64.3% Indians now covered under social security, against 22% in 2016

Jul 28, 2025

New Delhi [India], July 28 : About 64.3 per cent of Indian population is covered by social protection systems in 2025, increasing from 22 per cent in 2016, indicating a substantial expansion in social security coverage in the country, according to the latest Sustainable Development Goal (SDG) National Indicator Framework (NIF) Progress Report, 2025.
According to the report, which was quoted in the Department of Economic Affairs' monthly review, the proportion of the population that is multidimensionally poor has decreased from 24.9% in 2015-16 to 15% in 2019-21.

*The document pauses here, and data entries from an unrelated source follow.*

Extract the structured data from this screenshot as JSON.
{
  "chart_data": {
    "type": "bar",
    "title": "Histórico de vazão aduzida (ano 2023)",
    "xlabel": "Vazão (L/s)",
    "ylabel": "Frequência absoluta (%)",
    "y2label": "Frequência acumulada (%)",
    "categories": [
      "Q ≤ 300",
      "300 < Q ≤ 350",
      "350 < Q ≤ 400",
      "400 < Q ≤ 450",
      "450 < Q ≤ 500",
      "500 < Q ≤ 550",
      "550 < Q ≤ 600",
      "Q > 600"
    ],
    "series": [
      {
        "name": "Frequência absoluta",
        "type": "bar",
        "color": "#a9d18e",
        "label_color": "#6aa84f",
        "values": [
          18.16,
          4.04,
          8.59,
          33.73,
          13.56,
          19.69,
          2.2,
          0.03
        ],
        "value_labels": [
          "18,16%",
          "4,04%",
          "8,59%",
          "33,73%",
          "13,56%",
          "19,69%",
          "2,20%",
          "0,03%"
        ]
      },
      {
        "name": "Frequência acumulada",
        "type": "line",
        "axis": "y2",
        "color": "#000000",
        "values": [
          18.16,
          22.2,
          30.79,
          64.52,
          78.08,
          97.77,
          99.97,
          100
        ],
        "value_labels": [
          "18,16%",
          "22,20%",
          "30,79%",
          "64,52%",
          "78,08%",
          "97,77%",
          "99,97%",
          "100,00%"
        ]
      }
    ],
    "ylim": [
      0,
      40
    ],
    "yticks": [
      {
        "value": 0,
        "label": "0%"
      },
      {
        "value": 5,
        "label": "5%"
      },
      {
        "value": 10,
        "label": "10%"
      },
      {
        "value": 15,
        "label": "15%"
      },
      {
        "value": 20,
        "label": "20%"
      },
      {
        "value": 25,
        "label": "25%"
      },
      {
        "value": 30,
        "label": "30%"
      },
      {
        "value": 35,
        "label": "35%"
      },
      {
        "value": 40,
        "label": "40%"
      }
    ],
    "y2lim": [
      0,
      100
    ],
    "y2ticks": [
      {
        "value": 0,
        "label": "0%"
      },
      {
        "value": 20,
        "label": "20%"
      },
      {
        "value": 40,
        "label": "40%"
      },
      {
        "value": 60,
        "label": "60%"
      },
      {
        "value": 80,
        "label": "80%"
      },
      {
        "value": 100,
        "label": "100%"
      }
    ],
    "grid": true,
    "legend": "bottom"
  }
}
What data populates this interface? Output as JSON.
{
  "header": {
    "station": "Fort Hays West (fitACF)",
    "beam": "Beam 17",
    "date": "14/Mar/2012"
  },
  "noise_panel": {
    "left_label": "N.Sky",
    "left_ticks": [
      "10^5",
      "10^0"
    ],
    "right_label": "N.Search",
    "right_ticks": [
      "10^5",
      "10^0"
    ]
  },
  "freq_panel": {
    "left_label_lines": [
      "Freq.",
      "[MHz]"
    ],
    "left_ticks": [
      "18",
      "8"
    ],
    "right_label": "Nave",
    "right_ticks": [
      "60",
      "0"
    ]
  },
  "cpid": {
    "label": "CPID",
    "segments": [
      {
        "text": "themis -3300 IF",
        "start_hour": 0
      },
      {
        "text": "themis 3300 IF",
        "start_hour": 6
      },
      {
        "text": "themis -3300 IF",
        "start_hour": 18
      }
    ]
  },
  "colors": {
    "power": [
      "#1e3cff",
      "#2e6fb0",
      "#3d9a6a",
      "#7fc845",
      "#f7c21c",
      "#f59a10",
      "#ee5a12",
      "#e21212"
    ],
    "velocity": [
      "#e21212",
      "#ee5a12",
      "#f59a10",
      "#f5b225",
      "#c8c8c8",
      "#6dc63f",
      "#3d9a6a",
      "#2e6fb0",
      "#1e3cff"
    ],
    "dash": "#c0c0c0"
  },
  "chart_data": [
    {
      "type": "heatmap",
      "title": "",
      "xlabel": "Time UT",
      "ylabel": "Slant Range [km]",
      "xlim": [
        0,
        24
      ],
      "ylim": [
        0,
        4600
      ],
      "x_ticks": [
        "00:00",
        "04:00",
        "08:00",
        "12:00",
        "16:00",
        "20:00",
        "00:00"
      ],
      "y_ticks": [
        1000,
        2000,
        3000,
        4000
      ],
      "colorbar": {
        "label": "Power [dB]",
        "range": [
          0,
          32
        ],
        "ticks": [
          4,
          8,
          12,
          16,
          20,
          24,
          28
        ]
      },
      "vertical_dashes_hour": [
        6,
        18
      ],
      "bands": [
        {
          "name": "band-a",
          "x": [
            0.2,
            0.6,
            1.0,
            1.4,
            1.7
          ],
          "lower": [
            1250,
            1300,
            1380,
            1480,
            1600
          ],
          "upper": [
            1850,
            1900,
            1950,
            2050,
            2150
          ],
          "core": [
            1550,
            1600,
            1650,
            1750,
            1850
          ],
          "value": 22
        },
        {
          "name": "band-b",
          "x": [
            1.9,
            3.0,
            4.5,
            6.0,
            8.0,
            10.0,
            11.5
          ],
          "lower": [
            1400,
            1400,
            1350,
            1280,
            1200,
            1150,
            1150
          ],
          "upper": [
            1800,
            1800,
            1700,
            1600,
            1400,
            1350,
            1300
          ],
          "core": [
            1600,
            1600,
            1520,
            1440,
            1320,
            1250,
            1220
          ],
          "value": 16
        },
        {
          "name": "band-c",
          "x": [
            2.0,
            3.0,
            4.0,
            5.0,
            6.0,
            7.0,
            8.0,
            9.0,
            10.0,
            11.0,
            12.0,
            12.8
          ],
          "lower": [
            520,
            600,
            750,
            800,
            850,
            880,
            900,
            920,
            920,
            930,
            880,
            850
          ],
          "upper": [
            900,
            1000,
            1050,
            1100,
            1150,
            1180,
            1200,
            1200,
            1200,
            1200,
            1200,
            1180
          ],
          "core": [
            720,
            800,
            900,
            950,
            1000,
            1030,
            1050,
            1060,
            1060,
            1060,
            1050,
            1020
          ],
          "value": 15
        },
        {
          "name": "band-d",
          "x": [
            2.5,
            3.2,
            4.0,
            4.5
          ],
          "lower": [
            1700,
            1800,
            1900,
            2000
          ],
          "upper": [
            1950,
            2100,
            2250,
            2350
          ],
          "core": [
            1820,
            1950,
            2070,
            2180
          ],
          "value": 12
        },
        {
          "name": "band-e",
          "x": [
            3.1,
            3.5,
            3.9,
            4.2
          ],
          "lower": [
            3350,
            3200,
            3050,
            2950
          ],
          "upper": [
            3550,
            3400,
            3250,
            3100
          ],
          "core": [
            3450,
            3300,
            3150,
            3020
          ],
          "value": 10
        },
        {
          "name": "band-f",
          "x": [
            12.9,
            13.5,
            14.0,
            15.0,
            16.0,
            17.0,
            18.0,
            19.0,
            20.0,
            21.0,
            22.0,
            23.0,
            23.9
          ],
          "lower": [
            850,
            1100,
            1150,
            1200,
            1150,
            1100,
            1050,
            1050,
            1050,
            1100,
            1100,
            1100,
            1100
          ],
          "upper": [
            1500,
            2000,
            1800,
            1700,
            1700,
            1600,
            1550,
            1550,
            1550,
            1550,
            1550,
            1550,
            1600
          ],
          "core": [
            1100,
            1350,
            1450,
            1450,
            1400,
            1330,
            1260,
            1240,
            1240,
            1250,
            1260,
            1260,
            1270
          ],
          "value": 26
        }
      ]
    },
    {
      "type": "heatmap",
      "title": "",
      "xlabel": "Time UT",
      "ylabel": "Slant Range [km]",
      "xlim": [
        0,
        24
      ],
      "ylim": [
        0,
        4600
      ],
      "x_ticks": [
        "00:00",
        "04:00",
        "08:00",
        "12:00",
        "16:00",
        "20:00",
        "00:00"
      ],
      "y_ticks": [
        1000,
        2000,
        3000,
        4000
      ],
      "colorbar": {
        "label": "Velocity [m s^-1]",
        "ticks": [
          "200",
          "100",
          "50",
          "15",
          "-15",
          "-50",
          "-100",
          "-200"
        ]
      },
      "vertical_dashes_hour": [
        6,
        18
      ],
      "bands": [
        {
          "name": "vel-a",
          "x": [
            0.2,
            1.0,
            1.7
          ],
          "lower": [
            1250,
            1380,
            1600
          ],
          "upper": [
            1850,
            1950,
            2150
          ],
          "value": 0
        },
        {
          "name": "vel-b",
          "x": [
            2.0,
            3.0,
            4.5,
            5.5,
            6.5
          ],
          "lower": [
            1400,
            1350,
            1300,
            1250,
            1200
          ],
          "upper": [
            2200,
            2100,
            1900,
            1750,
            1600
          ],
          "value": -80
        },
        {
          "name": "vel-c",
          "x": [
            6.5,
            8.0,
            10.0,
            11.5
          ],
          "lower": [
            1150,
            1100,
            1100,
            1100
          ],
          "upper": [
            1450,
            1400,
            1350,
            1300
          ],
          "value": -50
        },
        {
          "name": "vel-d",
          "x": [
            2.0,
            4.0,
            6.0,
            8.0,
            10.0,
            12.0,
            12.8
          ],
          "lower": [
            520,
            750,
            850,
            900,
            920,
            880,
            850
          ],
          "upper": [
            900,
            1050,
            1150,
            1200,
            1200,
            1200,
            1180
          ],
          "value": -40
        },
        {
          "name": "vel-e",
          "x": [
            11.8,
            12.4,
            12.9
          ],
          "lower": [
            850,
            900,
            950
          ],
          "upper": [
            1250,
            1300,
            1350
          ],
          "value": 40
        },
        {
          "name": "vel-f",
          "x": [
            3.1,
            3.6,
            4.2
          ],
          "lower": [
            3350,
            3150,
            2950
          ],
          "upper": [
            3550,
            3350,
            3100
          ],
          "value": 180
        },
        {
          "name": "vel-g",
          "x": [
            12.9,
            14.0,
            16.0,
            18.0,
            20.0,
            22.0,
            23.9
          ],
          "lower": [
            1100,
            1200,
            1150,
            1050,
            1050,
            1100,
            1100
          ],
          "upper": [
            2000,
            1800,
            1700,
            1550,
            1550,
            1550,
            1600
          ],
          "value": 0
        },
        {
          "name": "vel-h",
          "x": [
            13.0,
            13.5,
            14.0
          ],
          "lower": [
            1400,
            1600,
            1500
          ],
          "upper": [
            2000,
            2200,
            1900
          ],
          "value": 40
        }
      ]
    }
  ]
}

"This achievement is a testament to the government's commitment towards inclusive growth," read the monthly economic review report.
The government's initiatives for improving access to basic amenities are reflected in the rise in the percentage of the population using an improved drinking water source in rural areas, which has increased from 94.6% in 2015-16 to 99.6% in 2024-25.
Universal household electrification is expected to be achieved by 2021-22, while 100 per cent of the districts are projected to achieve the Open Defecation Free (ODF) target by 2024-25, according to the report.
"The Government's efforts to provide affordable housing, social security for workers, food security, financial inclusion, universal access to basic amenities and high-quality affordable healthcare are instrumental in improving the overall well-being and standards of living," it added.
The Ministry of Statistics and Programme Implementation's (MoSPI) latest Sustainable Development Goal (SDG) National Indicator Framework (NIF) Progress Report, 2025, provided a comprehensive picture of the impact of these initiatives in achieving SDG targets.
Coming to the monthly economic review report, India's economy sustained its growth momentum in the first quarter of 2025-26, supported by robust domestic demand, resilient business and services activity, and a favourable onset of the southwest monsoon.
High-frequency indicators reflected broad-based strength, registering strong year-on-year growth. While the manufacturing and construction sectors continued to expand, the services sector anchored overall economic growth in Q1 of 2025-26, according to the abstract of the review report.
Inflationary pressures continue to recede in Q1 of 2025-26, with CPI inflation falling to a 77-month low of 2.1 per cent in June 2025.
This sharp moderation was driven by a significant decline in food inflation, particularly in the prices of vegetables and pulses.
Wholesale price inflation also moved into the deflationary zone at (-)0.1 per cent, providing further relief on the cost front, it noted.